– Europa Presse/Contact/Ssgt. Madelyn Keech/Dod
MADRID, December 10 (EUROPA PRESS) –
Pentagon chief Pete Hegseth received an ultimatum Tuesday from members of Congress from the Democratic and Republican parties who threatened to withhold part of his travel budget until he provides never-before-seen footage of the military’s attacks on alleged drug boats in the Caribbean, along with copies of the corresponding orders, in light of the controversial attack on survivors of one of the attacks.
The ultimatum, the failure of which would reduce the aforementioned budget by 75 percent, was included in the provisions introduced in the final text of the National Defense Authorization Act (NDAA), approved by both parties and amid the scrutiny the Department of Defense faces after the aforementioned attack, which killed the two survivors of a boat that originally carried eleven crew members.
Approval of the NDAA is required, and the version that includes these provisions is expected to be voted on in the House of Representatives this week, after which it would be submitted to the Senate.
Some Republicans have criticized the campaign of extrajudicial killings on the high seas, including Rep. Don Bacon, a member of the House Armed Services Committee. “It is time to show Hegseth that we are an independent branch,” he stressed in a text message to the news portal The Hill.
For his part, Democrat John Garamendi, a member of the same commission, argued that “if Hegseth has nothing to hide, the publication of all the audiovisual images of the ship attacks in Venezuela should not pose a problem.” “I urge Hegseth to do the right thing and let the American people judge the whole story for themselves,” he added for the same media.
Despite this, the defense secretary was reluctant to commit to releasing the video, while the country’s president, Donald Trump, said he would leave the decision in the hands of Hegseth himself.

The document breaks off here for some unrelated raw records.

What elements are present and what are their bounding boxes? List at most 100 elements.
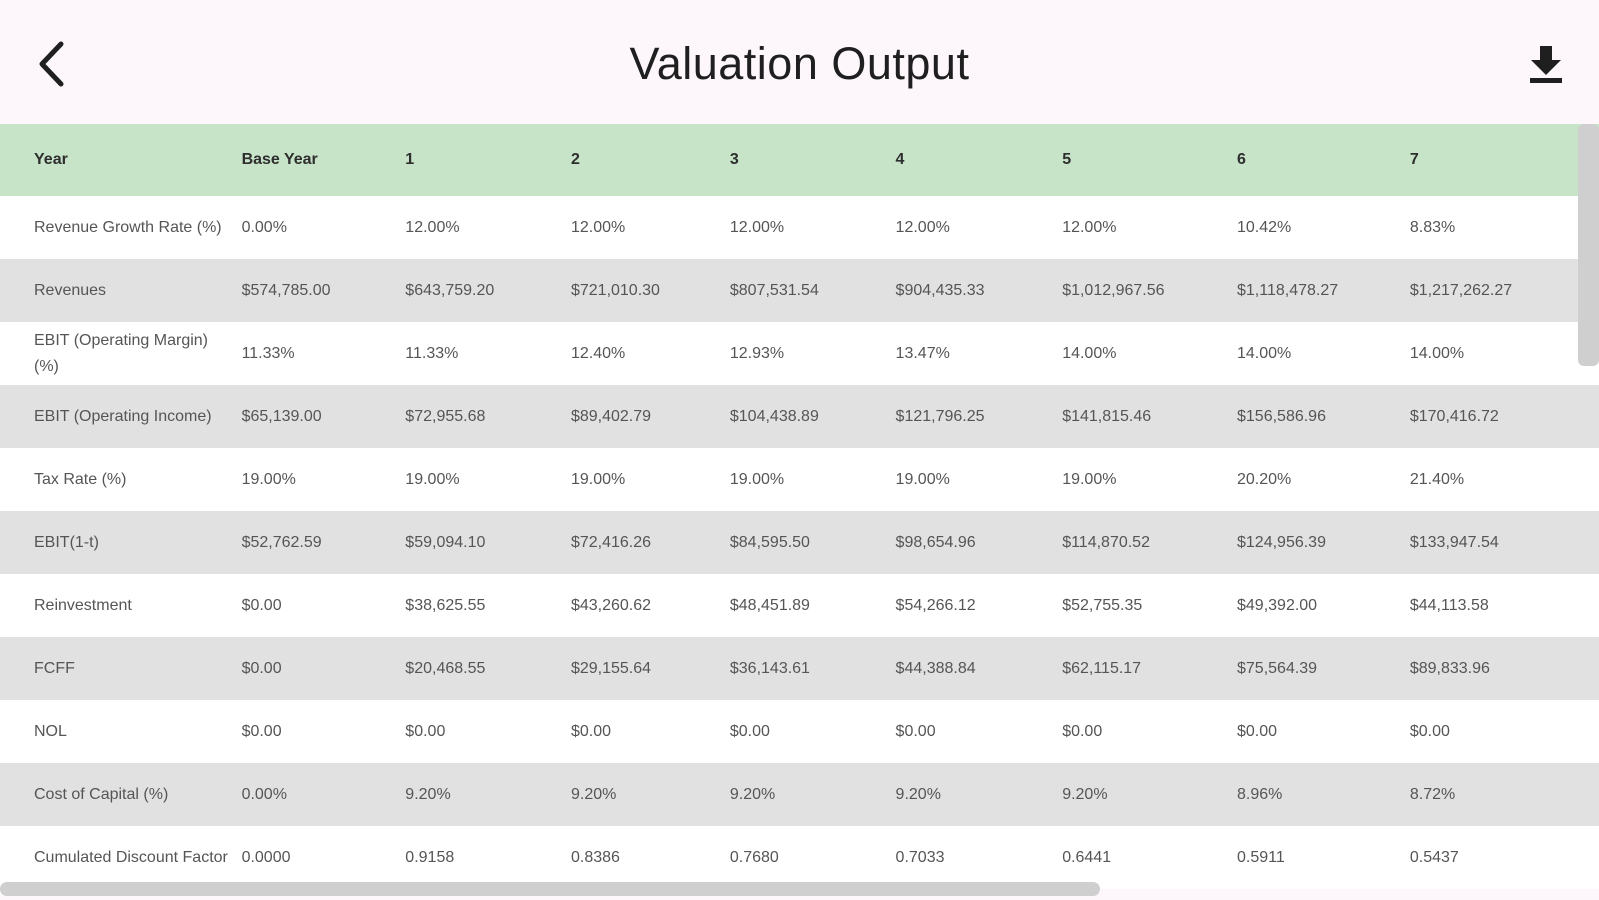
table-cell: $156,586.96: [1229, 385, 1402, 448]
column-header-base-year: Base Year: [233, 124, 398, 196]
row-label: NOL: [0, 700, 234, 763]
table-cell: $38,625.55: [397, 574, 563, 637]
table-cell: $72,955.68: [397, 385, 563, 448]
table-cell: $44,113.58: [1401, 574, 1599, 637]
table-row: Cost of Capital (%) 0.00% 9.20% 9.20% 9.20% 9…: [0, 763, 1599, 826]
row-label: FCFF: [0, 637, 234, 700]
table-cell: 19.00%: [721, 448, 888, 511]
table-cell: 9.20%: [721, 763, 888, 826]
table-row: Tax Rate (%) 19.00% 19.00% 19.00% 19.00% 19.0…: [0, 448, 1599, 511]
horizontal-scrollbar[interactable]: [0, 882, 1100, 896]
table-cell: 11.33%: [397, 322, 563, 385]
table-row: EBIT (Operating Margin) (%) 11.33% 11.33% 1…: [0, 322, 1599, 385]
table-cell: $0.00: [887, 700, 1055, 763]
valuation-table-container[interactable]: Year Base Year 1 2 3 4 5 6 7 Revenue Gro…: [0, 124, 1599, 900]
chevron-left-icon: [39, 41, 64, 87]
row-label: EBIT (Operating Margin) (%): [0, 322, 234, 385]
table-cell: 9.20%: [397, 763, 563, 826]
table-cell: 12.00%: [887, 196, 1055, 259]
table-cell: $0.00: [1229, 700, 1402, 763]
table-cell: 0.00%: [233, 196, 398, 259]
table-cell: $72,416.26: [562, 511, 722, 574]
table-cell: $59,094.10: [397, 511, 563, 574]
table-cell: $1,118,478.27: [1229, 259, 1402, 322]
row-label: Cumulated Discount Factor: [0, 826, 234, 889]
table-cell: $44,388.84: [887, 637, 1055, 700]
table-cell: 19.00%: [887, 448, 1055, 511]
table-cell: $1,217,262.27: [1401, 259, 1599, 322]
table-cell: 19.00%: [562, 448, 722, 511]
table-cell: 12.00%: [397, 196, 563, 259]
row-label: Reinvestment: [0, 574, 234, 637]
table-cell: $0.00: [1054, 700, 1229, 763]
row-label: Revenues: [0, 259, 234, 322]
table-cell: $807,531.54: [721, 259, 888, 322]
table-cell: 12.00%: [1054, 196, 1229, 259]
page-title: Valuation Output: [629, 38, 970, 89]
table-cell: 11.33%: [233, 322, 398, 385]
table-cell: 0.5911: [1229, 826, 1402, 889]
table-cell: $62,115.17: [1054, 637, 1229, 700]
table-row: NOL $0.00 $0.00 $0.00 $0.00 $0.00 $0.00 $0.00 $0…: [0, 700, 1599, 763]
row-label: EBIT(1-t): [0, 511, 234, 574]
table-cell: 0.9158: [397, 826, 563, 889]
table-cell: $0.00: [397, 700, 563, 763]
table-cell: 8.83%: [1401, 196, 1599, 259]
table-cell: $643,759.20: [397, 259, 563, 322]
table-cell: 0.7033: [887, 826, 1055, 889]
column-header-year: Year: [0, 124, 234, 196]
table-cell: $0.00: [233, 700, 398, 763]
table-cell: 19.00%: [233, 448, 398, 511]
table-cell: $133,947.54: [1401, 511, 1599, 574]
valuation-table: Year Base Year 1 2 3 4 5 6 7 Revenue Gro…: [0, 124, 1599, 889]
table-cell: $0.00: [233, 574, 398, 637]
column-header-6: 6: [1229, 124, 1402, 196]
column-header-2: 2: [562, 124, 722, 196]
table-cell: $0.00: [562, 700, 722, 763]
download-icon: [1530, 46, 1562, 83]
table-row: FCFF $0.00 $20,468.55 $29,155.64 $36,143.61 $…: [0, 637, 1599, 700]
table-cell: 12.00%: [562, 196, 722, 259]
table-cell: 0.7680: [721, 826, 888, 889]
table-cell: 0.5437: [1401, 826, 1599, 889]
table-cell: $104,438.89: [721, 385, 888, 448]
table-cell: $1,012,967.56: [1054, 259, 1229, 322]
table-cell: 0.8386: [562, 826, 722, 889]
table-row: Reinvestment $0.00 $38,625.55 $43,260.62 $48…: [0, 574, 1599, 637]
table-cell: $141,815.46: [1054, 385, 1229, 448]
table-cell: $0.00: [1401, 700, 1599, 763]
table-cell: $36,143.61: [721, 637, 888, 700]
table-cell: $65,139.00: [233, 385, 398, 448]
table-cell: 8.72%: [1401, 763, 1599, 826]
column-header-3: 3: [721, 124, 888, 196]
table-cell: $20,468.55: [397, 637, 563, 700]
table-cell: $89,402.79: [562, 385, 722, 448]
table-cell: 14.00%: [1401, 322, 1599, 385]
table-row: Revenues $574,785.00 $643,759.20 $721,010.3…: [0, 259, 1599, 322]
column-header-1: 1: [397, 124, 563, 196]
table-cell: 20.20%: [1229, 448, 1402, 511]
column-header-5: 5: [1054, 124, 1229, 196]
table-cell: 21.40%: [1401, 448, 1599, 511]
download-button[interactable]: [1520, 38, 1572, 90]
table-cell: $574,785.00: [233, 259, 398, 322]
table-cell: $0.00: [721, 700, 888, 763]
table-cell: $52,755.35: [1054, 574, 1229, 637]
back-button[interactable]: [28, 36, 76, 92]
table-cell: $0.00: [233, 637, 398, 700]
table-cell: 9.20%: [1054, 763, 1229, 826]
table-cell: 12.93%: [721, 322, 888, 385]
table-cell: $49,392.00: [1229, 574, 1402, 637]
table-cell: 0.6441: [1054, 826, 1229, 889]
vertical-scrollbar[interactable]: [1578, 124, 1599, 366]
table-cell: 13.47%: [887, 322, 1055, 385]
table-cell: $29,155.64: [562, 637, 722, 700]
table-cell: $121,796.25: [887, 385, 1055, 448]
table-body: Revenue Growth Rate (%) 0.00% 12.00% 12.00%…: [0, 196, 1599, 889]
table-cell: $170,416.72: [1401, 385, 1599, 448]
table-cell: 9.20%: [562, 763, 722, 826]
table-cell: $98,654.96: [887, 511, 1055, 574]
table-cell: 12.40%: [562, 322, 722, 385]
column-header-4: 4: [887, 124, 1055, 196]
table-cell: $114,870.52: [1054, 511, 1229, 574]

The controversy arose from the Pentagon’s confirmation of a second attack against the first ship attacked by the American army, claiming that it was carrying drugs. After the first killed nine of the eleven crew members and caused serious damage to the boat, a second bombing took the lives of the other two.
Although the Navy Manual prohibits attacks aimed at killing survivors, the Trump administration defended the legality of the decision, made by Adm. Frank Bradley, special operations commander, with Hegseth’s authorization.
To date, the United States has carried out 22 bombing raids on ships in the Caribbean Sea and eastern Pacific Ocean, killing at least 86 people. Yet Hegseth said last week that they had “barely started.”